Originally Posted by texasgal (Post 1648242)
Is the chicken wire pen not attached or around the coop?

I would hesitate to put them in two separate places initially. They will lay and eat during the day and roost at night.

If they are in the pen during the day, they will lay and eat there, and that might be where they want to roost.

I would leave them in the coop. Is the coop plenty big?

Chicken wire pen is right next to where the coop is, but no, not attached. I'll probably leave them in the coop, then. It's good-sized (4x5?) with nexting boxes somewhat off the ground.

Quote:

Originally Posted by Delfina (Post 1648273)
Chickens don't lay 2 eggs a day.

It's a possibility but it's an anomaly and a sign that something is a bit off with their system and if they do, you generally get a medium to normal sized egg and an itty, bitty, teeny, weeny one. My Cuckoo Maran who has something going on with her, gave me two eggs the other day. One medium, one the size of a marble. She's also been laying soft-shelled, no-shelled and all sorts of deformed eggs.

I keep food/water in the coop as well (to keep goats out of it) but mine still mug me as I hand out cracked corn as a treat. I don't mind.... I love that when I get halfway across the yard waddly, waddly, wadlly, flap, flap, flap here comes the MOB!!

I must have heard her wrong, then.
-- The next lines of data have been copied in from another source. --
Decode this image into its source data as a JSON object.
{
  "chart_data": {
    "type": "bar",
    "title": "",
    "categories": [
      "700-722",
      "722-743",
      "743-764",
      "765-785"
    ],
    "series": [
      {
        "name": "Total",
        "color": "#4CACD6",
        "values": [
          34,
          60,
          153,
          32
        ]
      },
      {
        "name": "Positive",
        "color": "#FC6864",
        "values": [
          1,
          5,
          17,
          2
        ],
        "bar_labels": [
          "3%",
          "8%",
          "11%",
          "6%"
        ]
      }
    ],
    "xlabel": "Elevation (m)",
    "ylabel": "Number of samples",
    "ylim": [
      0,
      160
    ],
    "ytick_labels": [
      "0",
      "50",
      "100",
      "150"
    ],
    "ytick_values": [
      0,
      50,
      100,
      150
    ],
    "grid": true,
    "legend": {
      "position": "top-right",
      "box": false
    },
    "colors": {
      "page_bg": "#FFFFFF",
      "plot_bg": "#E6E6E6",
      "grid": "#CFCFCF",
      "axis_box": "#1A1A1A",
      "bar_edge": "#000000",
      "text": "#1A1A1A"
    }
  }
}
Her eggs that we've bought are fantastic, though, so I'm excited to get these guys home so they can settle in.

Quote:

Originally Posted by jaydee (Post 1648284)
We had a lovely collection of chickens in the UK that I had to leave behind - they all had names and kept us and some of our neighbours in eggs
You do have to keep them predator proof and foxes in particular are really good at getting into places and I think over here that snakes are also attracted to coops
I have been trying to get my son & husband to build me another set up here - dont think I would trust them free range though as thye'd be fair game to our dogs who see anything that moves as a 'hunt' opportunity
If you get your chickens before me Equiniphile I will be forced to make a wax effigy of you and stick pins in it just for spite lololol

Not many foxes around here; I've never seen one on or near the property, and our snakes are no more than garter snakes that stay back in the woods. Our main problems are coyotes and raccoons--the latter are way too brave for my liking!

LOL, bring on the wax! :twisted:

What exactly do you feed them, typical chicken scratch from the feed store and cracked corn?
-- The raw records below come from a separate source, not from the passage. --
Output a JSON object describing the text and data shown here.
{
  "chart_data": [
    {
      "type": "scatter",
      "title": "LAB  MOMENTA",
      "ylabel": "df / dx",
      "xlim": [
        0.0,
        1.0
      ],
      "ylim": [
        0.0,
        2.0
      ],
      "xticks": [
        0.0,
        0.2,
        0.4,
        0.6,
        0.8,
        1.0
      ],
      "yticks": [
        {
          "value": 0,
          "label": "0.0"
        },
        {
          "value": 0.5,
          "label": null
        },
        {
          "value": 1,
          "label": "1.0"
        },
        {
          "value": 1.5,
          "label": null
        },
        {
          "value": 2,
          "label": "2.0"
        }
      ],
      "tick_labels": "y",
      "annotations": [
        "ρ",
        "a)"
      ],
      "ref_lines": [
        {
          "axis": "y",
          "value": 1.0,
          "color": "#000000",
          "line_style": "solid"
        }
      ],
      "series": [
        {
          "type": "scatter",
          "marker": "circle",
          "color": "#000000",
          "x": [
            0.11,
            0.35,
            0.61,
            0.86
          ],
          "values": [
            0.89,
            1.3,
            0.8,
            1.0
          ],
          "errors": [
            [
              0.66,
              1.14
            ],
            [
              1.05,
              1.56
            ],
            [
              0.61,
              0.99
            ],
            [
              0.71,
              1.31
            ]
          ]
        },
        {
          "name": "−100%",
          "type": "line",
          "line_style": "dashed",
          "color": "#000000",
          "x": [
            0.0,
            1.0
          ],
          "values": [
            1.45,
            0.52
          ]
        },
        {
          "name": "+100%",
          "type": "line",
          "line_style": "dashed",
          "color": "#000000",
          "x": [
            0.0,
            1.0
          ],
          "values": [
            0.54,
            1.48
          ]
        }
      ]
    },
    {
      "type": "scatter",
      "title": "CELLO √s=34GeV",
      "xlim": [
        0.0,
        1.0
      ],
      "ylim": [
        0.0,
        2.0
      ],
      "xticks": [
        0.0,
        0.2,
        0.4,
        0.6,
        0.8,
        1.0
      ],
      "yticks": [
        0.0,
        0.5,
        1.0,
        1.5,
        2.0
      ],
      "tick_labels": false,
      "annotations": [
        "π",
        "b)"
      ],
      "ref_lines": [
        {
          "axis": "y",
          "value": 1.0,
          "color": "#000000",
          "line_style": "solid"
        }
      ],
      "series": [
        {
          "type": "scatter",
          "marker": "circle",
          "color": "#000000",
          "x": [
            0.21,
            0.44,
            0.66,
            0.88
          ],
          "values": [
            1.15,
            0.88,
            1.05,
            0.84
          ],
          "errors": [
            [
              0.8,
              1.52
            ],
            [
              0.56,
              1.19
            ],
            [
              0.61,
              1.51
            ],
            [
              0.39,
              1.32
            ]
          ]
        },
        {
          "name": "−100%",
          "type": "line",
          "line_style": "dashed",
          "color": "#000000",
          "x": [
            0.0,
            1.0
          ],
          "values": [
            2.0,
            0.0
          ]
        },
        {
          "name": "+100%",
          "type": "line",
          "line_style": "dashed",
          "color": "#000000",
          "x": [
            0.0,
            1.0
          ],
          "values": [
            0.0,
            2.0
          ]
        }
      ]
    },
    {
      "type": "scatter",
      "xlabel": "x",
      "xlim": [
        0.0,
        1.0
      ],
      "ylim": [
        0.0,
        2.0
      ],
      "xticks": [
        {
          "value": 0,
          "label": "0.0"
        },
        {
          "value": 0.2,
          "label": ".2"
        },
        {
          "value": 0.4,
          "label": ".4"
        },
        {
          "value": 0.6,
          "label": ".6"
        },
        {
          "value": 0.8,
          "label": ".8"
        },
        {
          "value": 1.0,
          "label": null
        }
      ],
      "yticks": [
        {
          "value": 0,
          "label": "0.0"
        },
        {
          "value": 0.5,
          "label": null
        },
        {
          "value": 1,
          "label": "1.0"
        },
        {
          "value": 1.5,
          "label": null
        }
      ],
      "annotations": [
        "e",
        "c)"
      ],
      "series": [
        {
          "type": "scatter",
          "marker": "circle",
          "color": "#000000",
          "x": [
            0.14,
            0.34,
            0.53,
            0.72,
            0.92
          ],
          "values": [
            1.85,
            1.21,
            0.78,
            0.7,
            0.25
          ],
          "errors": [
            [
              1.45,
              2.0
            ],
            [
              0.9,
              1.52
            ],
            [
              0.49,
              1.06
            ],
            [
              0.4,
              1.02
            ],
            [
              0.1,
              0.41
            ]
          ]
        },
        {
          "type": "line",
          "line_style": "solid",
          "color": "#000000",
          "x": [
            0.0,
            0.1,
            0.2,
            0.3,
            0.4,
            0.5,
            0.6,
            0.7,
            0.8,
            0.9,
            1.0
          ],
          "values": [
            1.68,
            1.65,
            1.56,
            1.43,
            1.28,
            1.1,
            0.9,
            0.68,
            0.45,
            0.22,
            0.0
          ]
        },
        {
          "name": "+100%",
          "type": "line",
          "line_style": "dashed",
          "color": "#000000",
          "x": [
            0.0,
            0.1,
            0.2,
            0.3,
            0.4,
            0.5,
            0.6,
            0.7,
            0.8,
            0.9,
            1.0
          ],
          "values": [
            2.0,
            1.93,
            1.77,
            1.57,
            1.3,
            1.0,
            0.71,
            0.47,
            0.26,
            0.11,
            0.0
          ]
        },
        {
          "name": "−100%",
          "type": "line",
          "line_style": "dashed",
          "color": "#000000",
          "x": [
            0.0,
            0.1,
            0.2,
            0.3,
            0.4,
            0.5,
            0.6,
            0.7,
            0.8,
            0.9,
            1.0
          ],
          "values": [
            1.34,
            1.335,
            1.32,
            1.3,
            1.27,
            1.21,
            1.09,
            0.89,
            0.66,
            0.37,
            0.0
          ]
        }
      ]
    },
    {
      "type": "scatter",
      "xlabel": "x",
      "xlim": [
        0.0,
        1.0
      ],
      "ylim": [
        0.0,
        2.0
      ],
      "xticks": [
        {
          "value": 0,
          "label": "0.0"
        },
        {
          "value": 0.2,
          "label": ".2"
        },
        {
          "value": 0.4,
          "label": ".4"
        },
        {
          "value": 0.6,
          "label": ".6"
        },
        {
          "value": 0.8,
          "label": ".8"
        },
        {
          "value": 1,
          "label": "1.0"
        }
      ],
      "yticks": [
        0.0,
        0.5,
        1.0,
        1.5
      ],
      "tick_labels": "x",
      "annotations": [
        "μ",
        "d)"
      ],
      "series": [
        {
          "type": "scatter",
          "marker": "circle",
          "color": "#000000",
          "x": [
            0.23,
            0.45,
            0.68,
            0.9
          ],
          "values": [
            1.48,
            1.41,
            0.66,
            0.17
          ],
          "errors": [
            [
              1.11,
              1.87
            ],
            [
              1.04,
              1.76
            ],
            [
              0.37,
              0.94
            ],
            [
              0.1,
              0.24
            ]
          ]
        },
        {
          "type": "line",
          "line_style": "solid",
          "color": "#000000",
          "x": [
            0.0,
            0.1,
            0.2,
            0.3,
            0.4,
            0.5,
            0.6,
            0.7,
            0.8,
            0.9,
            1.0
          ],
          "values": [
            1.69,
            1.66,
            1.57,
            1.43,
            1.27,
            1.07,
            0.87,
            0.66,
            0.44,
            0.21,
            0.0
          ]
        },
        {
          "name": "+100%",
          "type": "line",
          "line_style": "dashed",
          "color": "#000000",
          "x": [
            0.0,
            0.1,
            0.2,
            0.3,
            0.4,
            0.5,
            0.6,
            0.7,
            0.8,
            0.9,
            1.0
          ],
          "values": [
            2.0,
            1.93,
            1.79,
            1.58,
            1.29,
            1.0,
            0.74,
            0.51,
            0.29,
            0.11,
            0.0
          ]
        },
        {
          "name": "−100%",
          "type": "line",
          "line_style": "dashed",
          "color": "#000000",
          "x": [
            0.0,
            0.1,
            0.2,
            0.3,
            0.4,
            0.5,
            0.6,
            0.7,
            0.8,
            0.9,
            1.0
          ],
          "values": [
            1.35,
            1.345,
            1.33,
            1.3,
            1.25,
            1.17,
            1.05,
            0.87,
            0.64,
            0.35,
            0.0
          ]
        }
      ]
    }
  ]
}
Delfina 08-16-2012 06:26 PM

Chicken scratch is basically a treat... it's not a nutritionally complete food.

I feed a layer feed (I prefer a higher protein content one but not a game bird feed) and the plain cracked corn as a treat in small amounts. The layer feed (I buy in pellet form, less waste) I have about 25lbs in a metal feeder that hangs in the coop.

The cracked corn I have in a metal trash can outside and whomever is out there will toss a handful. Having the chickens trained to come when you open the can is handy.... there's been a few times I've seen a stray dog or other danger and I can go out, bang the can and then put everyone in the coop.